To accentuate the positives, here is a lyrical passage about the initial sensations a character experiences upon playing one of the cursed recordings: “All at once, his mind was a dazzling, baroque web of crisscrossing emotions—all of them spectacular. He felt the electric excitement of a child who’d just woken up and realized it was Christmas morning; the fluttering sense of vertigo a teenager experiences upon receiving their first kiss; the comfort and coziness of a boy up past his bedtime, sitting at the top of the stairs as he listened to the adults down in the living room talk and clink glasses and play cards; the intoxicating rush of climbing out the window and spiriting away into the darkness with his friends, the night ahead of them filled with laughter and discovery and endless possibilities.”
Such euphoria is, of course, temporary. This is a horror story, after all: “Charlie felt his body go limp.

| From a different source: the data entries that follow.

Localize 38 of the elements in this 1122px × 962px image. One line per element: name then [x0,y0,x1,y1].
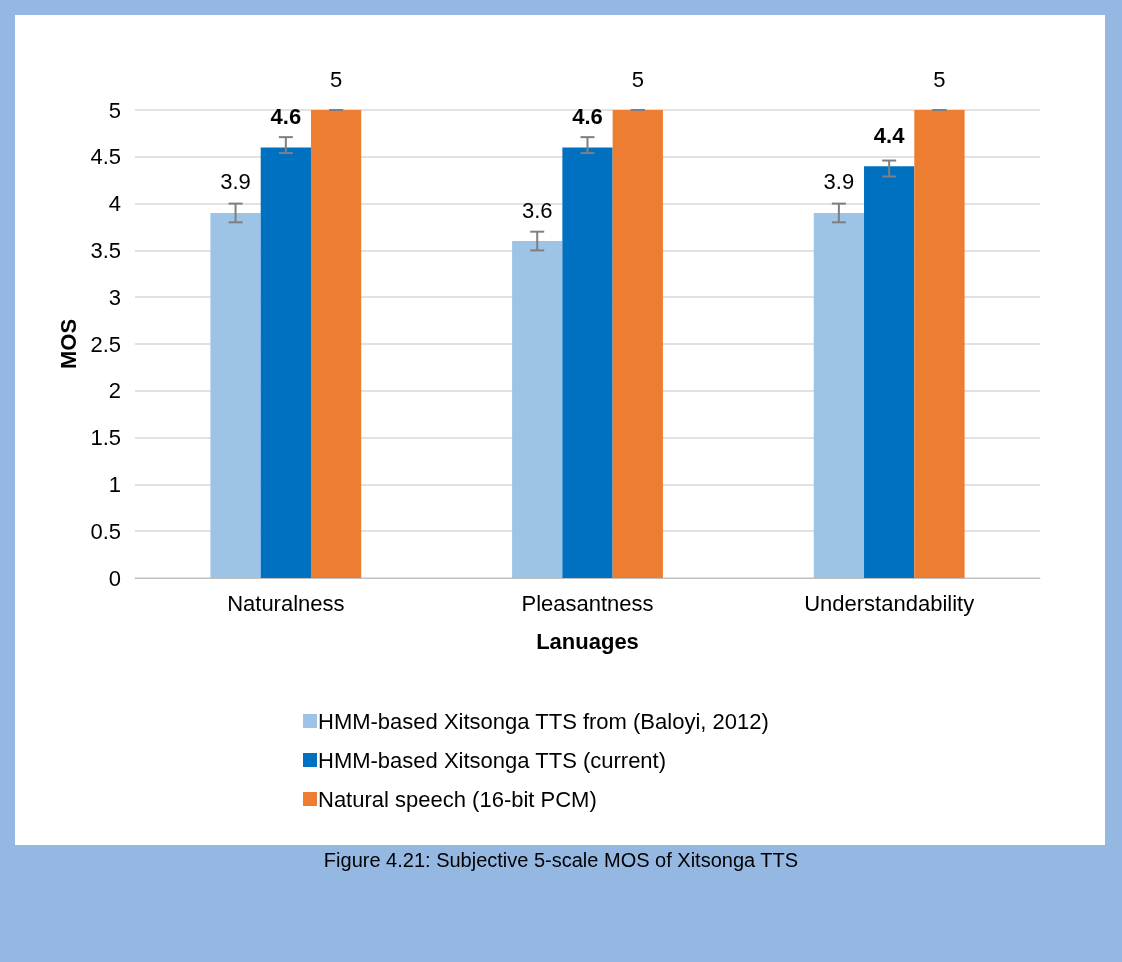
legend-label: Natural speech (16-bit PCM) [318,786,597,812]
x-tick-label: Naturalness [227,590,345,616]
y-tick-label: 0 [108,565,121,591]
data-label: 3.9 [220,169,251,195]
bar [512,241,563,578]
bar [813,212,865,578]
y-tick-label: 3.5 [90,237,121,263]
data-label: 4.6 [572,103,603,129]
caption: Figure 4.21: Subjective 5-scale MOS of Xitsonga TTS [322,849,800,872]
bar [310,110,362,578]
x-axis-title: Lanuages [536,628,639,654]
x-tick-label: Pleasantness [521,590,654,616]
data-label: 3.6 [521,197,553,223]
y-tick-label: 2 [108,378,121,404]
y-tick-label: 3 [108,284,121,310]
data-label: 5 [933,66,946,92]
bar [864,166,915,578]
x-tick-label: Understandability [804,590,975,616]
legend-label: HMM-based Xitsonga TTS (current) [318,747,667,773]
bar [260,147,311,578]
data-label: 5 [329,66,343,92]
data-label: 3.9 [823,169,855,195]
y-tick-label: 1 [108,471,121,497]
bar [612,110,663,578]
data-label: 4.4 [873,122,906,148]
data-label: 4.6 [270,103,302,129]
y-tick-label: 5 [108,97,121,123]
bar [914,110,965,578]
y-tick-label: 0.5 [90,518,121,544]
y-tick-label: 4.5 [90,144,121,170]
y-tick-label: 2.5 [90,331,121,357]
data-label: 5 [631,66,644,92]
y-axis-title: MOS [56,318,82,370]
legend-label: HMM-based Xitsonga TTS from (Baloyi, 2012) [318,708,769,734]
y-tick-label: 1.5 [90,425,121,451]
bar [210,212,261,578]
y-tick-label: 4 [108,191,121,217]
bar [562,147,613,578]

The moldering hands squeezed his head like a vise, and all at once, every memory he’d ever made came crashing into his mind like a thunderous rogue wave. Images of his own life, his own experiences, whipped past his eyes at a dizzying speed like demon-possessed microfiche. Every face he’d ever met, every voice he’d ever heard spoke at once. Every feeling he’d ever experienced, he now experienced simultaneously.” This description of a merciless onslaught of the senses is quite potent.
For those who play the records, seeing the dead is an unwanted by-product. The young woman who works at the record store has a particularly unnerving encounter: “The corpse floated weightlessly, almost above the water. Her black, gelatinous hair clung to her head like seaweed, and she was incredibly thin—with skin like soiled tissue paper that stretched across her bones. Blue varicose veins crawled up her thighs like earthworms, and the skin around her lips was red and patchy.” The quotation gets bonus points for incorporating three nice similes. Varicose veins and earthworms present a particularly striking image.
Now for the Side B analogy. The second half of the novel in general has an odd pacing: it seems to rush in some places while being sluggish in others. Plus, the plot falls into the trap of escalation of action scenes. Increasingly outlandish scenarios cause ruptures in plot flow. For example, a car crash is turned into a hippodrome from hell when a trailer full of horses is involved. While the premise of any horror narrative requires suspension of belief, there needn’t be scenes that stick out as preposterous because of the notion that bigger is better or perhaps more cinematic. Which is akin to the offensively pervasive notion that extensive implementation of CGI makes a movie more exciting.
The novel’s denouement is ironic and surprising. What happens to one of the characters is jolting. That doesn’t quite iron out the wrinkles of the book’s second half but does get credit for being unexpected and imaginative. Schrader’s Chord, published by Nightfire, didn’t assiduously have me “Shakin’ All Over.” But Scott Leeds’s debut still leaves me “Wishin’ and Hopin’” to read the author’s next work.